Hypotension, Orthostatic Hypotension, and Syncope
Dopaminergic therapy in Parkinson’s disease patients has been associated with orthostatic hypotension. Entacapone enhances levodopa bioavailability and, therefore, might be expected to increase the occurrence of orthostatic hypotension. In controlled studies, approximately 1.2% and 0.8% of 200 mg entacapone and placebo patients, respectively, reported at least one episode of syncope. Reports of syncope were generally more frequent in patients in both treatment groups who had an episode of documented hypotension.
Hallucinations and Psychotic-Like Behavior
Dopaminergic therapy in patients with Parkinson’s disease has been associated with hallucinations. In clinical studies, hallucinations led to drug discontinuation and premature withdrawal in 0.8% and 0% of patients treated with 200 mg entacapone and placebo, respectively. Hallucinations led to hospitalization in 1% and 0.3% of patients in the 200 mg entacapone and placebo groups, respectively. Agitation occurred in 1% of patients treated with entacapone and 0% treated with placebo.
Postmarketing reports indicate that patients may experience new or worsening mental status and behavioral changes, which may be severe, including psychotic-like behavior during entacapone treatment or after starting or increasing the dose of entacapone. Other drugs prescribed to improve the symptoms of Parkinson’s disease can have similar effects on thinking and behavior. Abnormal thinking and behavior can cause paranoid ideation, delusions, hallucinations, confusion, disorientation, aggressive behavior, agitation, and delirium. Psychotic-like behaviors were also observed during the clinical development of entacapone.

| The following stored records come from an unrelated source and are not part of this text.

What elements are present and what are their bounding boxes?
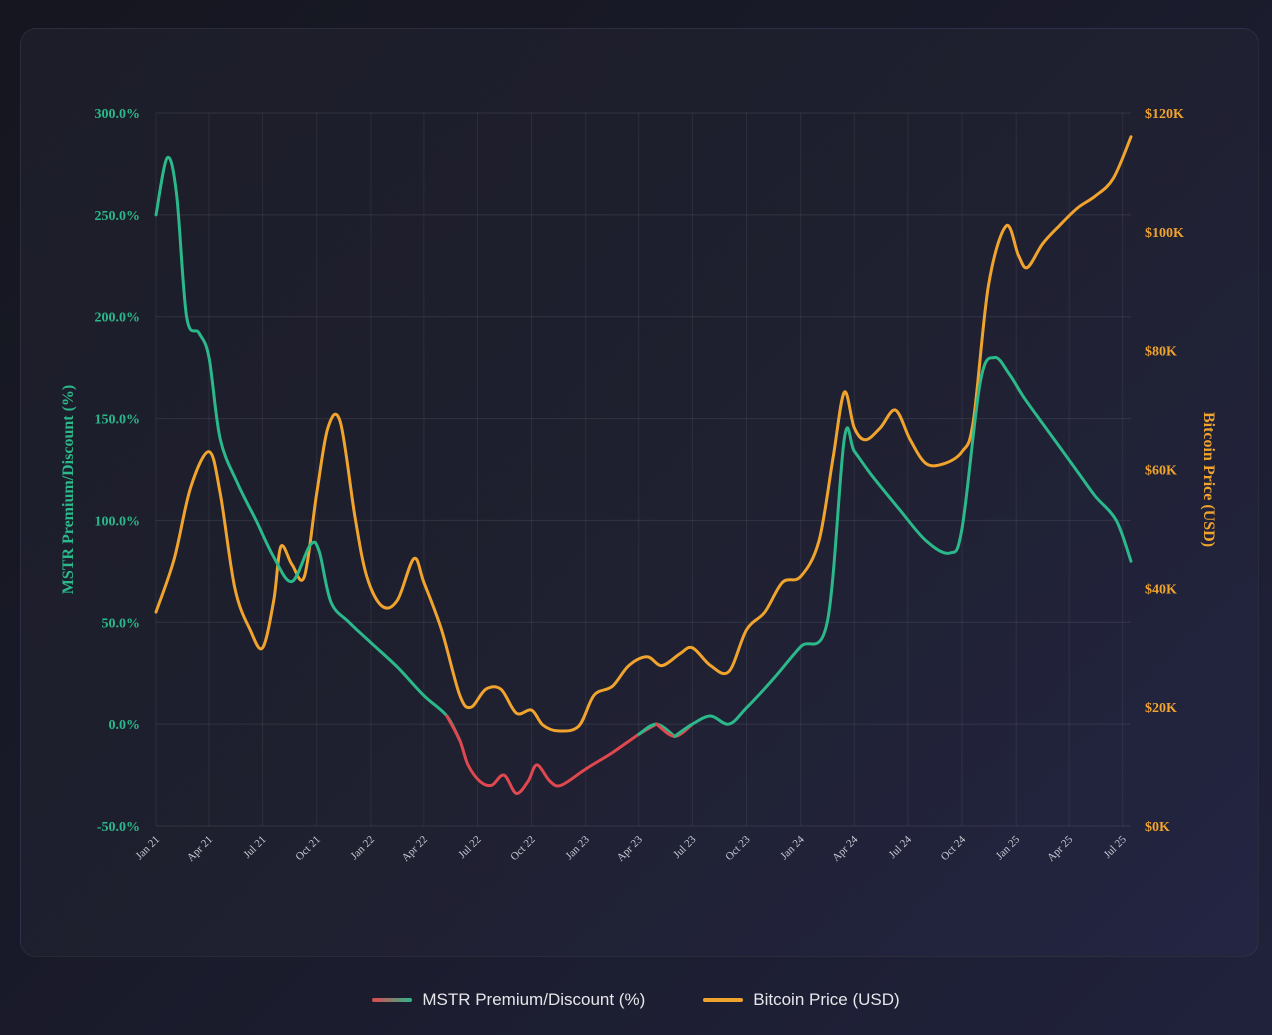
x-tick-label: Apr 21 bbox=[185, 834, 215, 864]
x-tick-label: Apr 24 bbox=[830, 833, 861, 864]
x-tick-label: Oct 23 bbox=[723, 833, 753, 863]
x-tick-label: Apr 23 bbox=[615, 833, 646, 864]
x-tick-label: Jul 23 bbox=[671, 833, 699, 861]
legend: MSTR Premium/Discount (%) Bitcoin Price … bbox=[0, 985, 1272, 1015]
right-tick-label: $20K bbox=[1145, 701, 1177, 716]
legend-swatch-mstr bbox=[372, 998, 413, 1002]
x-tick-label: Jul 21 bbox=[241, 834, 268, 861]
left-axis-ticks: -50.0% 0.0% 50.0% 100.0% 150.0% 200.0% 250.0% 3… bbox=[95, 107, 141, 835]
right-tick-label: $0K bbox=[1145, 820, 1170, 835]
left-tick-label: 50.0% bbox=[102, 616, 141, 631]
right-axis-ticks: $0K $20K $40K $60K $80K $100K $120K bbox=[1145, 107, 1184, 835]
x-tick-label: Oct 24 bbox=[939, 833, 969, 863]
series-bitcoin-price bbox=[154, 135, 1133, 733]
x-tick-label: Jul 25 bbox=[1102, 833, 1130, 861]
legend-label-bitcoin: Bitcoin Price (USD) bbox=[753, 990, 900, 1009]
right-axis-title: Bitcoin Price (USD) bbox=[1200, 412, 1217, 547]
x-tick-label: Jul 22 bbox=[456, 834, 483, 861]
bitcoin-price-line bbox=[154, 135, 1133, 733]
legend-swatch-bitcoin bbox=[703, 998, 744, 1002]
dual-axis-line-chart: -50.0% 0.0% 50.0% 100.0% 150.0% 200.0% 250.0% 3… bbox=[60, 107, 1217, 864]
left-axis-title: MSTR Premium/Discount (%) bbox=[60, 385, 77, 594]
x-tick-label: Jan 23 bbox=[563, 833, 592, 862]
right-tick-label: $40K bbox=[1145, 582, 1177, 597]
x-axis-ticks: Jan 21 Apr 21 Jul 21 Oct 21 Jan 22 Apr 22 Jul … bbox=[134, 833, 1130, 864]
left-tick-label: 250.0% bbox=[95, 209, 141, 224]
left-tick-label: 200.0% bbox=[95, 311, 141, 326]
right-tick-label: $100K bbox=[1145, 226, 1184, 241]
left-tick-label: -50.0% bbox=[97, 820, 140, 835]
mstr-premium-line-positive bbox=[673, 355, 1133, 738]
right-tick-label: $80K bbox=[1145, 345, 1177, 360]
mstr-premium-line-positive bbox=[154, 155, 462, 742]
legend-item-mstr[interactable]: MSTR Premium/Discount (%) bbox=[372, 990, 645, 1010]
x-tick-label: Oct 21 bbox=[293, 834, 322, 863]
x-tick-label: Jul 24 bbox=[887, 833, 915, 861]
x-tick-label: Apr 22 bbox=[400, 834, 430, 864]
left-tick-label: 100.0% bbox=[95, 514, 141, 529]
left-tick-label: 300.0% bbox=[95, 107, 141, 122]
left-tick-label: 150.0% bbox=[95, 413, 141, 428]
grid-lines bbox=[155, 112, 1131, 827]
right-tick-label: $60K bbox=[1145, 464, 1177, 479]
x-tick-label: Oct 22 bbox=[508, 834, 537, 863]
x-tick-label: Jan 25 bbox=[994, 833, 1023, 862]
chart-card: -50.0% 0.0% 50.0% 100.0% 150.0% 200.0% 250.0% 3… bbox=[20, 28, 1259, 957]
legend-item-bitcoin[interactable]: Bitcoin Price (USD) bbox=[703, 990, 900, 1010]
x-tick-label: Jan 21 bbox=[134, 834, 163, 863]
left-tick-label: 0.0% bbox=[109, 718, 141, 733]
legend-label-mstr: MSTR Premium/Discount (%) bbox=[422, 990, 646, 1009]
series-mstr-premium bbox=[154, 155, 1133, 795]
x-tick-label: Jan 22 bbox=[348, 834, 377, 863]
x-tick-label: Apr 25 bbox=[1045, 833, 1076, 864]
mstr-premium-line-negative bbox=[445, 714, 658, 795]
right-tick-label: $120K bbox=[1145, 107, 1184, 122]
x-tick-label: Jan 24 bbox=[778, 833, 807, 862]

Patients with a major psychotic disorder should ordinarily not be treated with entacapone because of the risk of exacerbating psychosis. In addition, certain medications used to treat psychosis may exacerbate the symptoms of Parkinson's disease and may decrease the effectiveness of entacapone (see
PRECAUTIONS).
Impulse Control and Compulsive Behaviors
Postmarketing reports suggest that patients treated with anti-Parkinson medications can experience intense urges to gamble, increased sexual urges, intense urges to spend money uncontrollably, and other intense urges. Patients may be unable to control these urges while taking one or more of the medications that are used for the treatment of Parkinson’s disease and that increase central dopaminergic tone, including entacapone taken with levodopa and carbidopa. In some cases, although not all, these urges were reported to have stopped when the dose of anti-Parkinson medications was reduced or discontinued. Because patients may not recognize these behaviors as abnormal it is important for prescribers to specifically ask patients or their caregivers about the development of new or increased gambling urges, sexual urges, uncontrolled spending or other urges while being treated with entacapone. Physicians should consider dose reduction or stopping entacapone if a patient develops such urges while taking entacapone.
Diarrhea and Colitis
In clinical studies, diarrhea developed in 60 of 603 (10%) and 16 of 400 (4%) of patients treated with 200 mg entacapone and placebo, respectively. In patients treated with entacapone, diarrhea was generally mild to moderate in severity (8.6%) but was regarded as severe in 1.3%. Diarrhea resulted in withdrawal in 10 of 603 (1.7%) patients, 7 (1.2%) with mild and moderate diarrhea and 3 (0.5%) with severe diarrhea. Diarrhea generally resolved after discontinuation of entacapone. Two patients with diarrhea were hospitalized. Typically, diarrhea presents within 4 weeks to 12 weeks after entacapone is started, but it may appear as early as the first week and as late as many months after the initiation of treatment. Diarrhea may be associated with weight loss, dehydration, and hypokalemia.
Postmarketing experience has shown that diarrhea may be a sign of drug-induced microscopic colitis, primarily lymphocytic colitis. In these cases diarrhea has usually been moderate to severe, watery, and non-bloody, at times associated with dehydration, abdominal pain, weight loss, and hypokalemia. In the majority of cases, diarrhea and other colitis-related symptoms resolved or significantly improved when entacapone treatment was stopped. In some patients with biopsy confirmed colitis, diarrhea had resolved or significantly improved after discontinuation of entacapone but recurred after retreatment with entacapone.
If prolonged diarrhea is suspected to be related to entacapone, the drug should be discontinued and appropriate medical therapy considered. If the cause of prolonged diarrhea remains unclear or continues after stopping entacapone, then further diagnostic investigations including colonoscopy and biopsies should be considered.
Dyskinesia
Entacapone may potentiate the dopaminergic side effects of levodopa and may cause or exacerbate preexisting dyskinesia. Although decreasing the dose of levodopa may ameliorate this side effect, many patients in controlled studies continued to experience frequent dyskinesia despite a reduction in their dose of levodopa. The incidence of dyskinesia was 25% for treatment with entacapone and 15% for placebo. The incidence of study withdrawal for dyskinesia was 1.5% for 200 mg entacapone and 0.8% for placebo.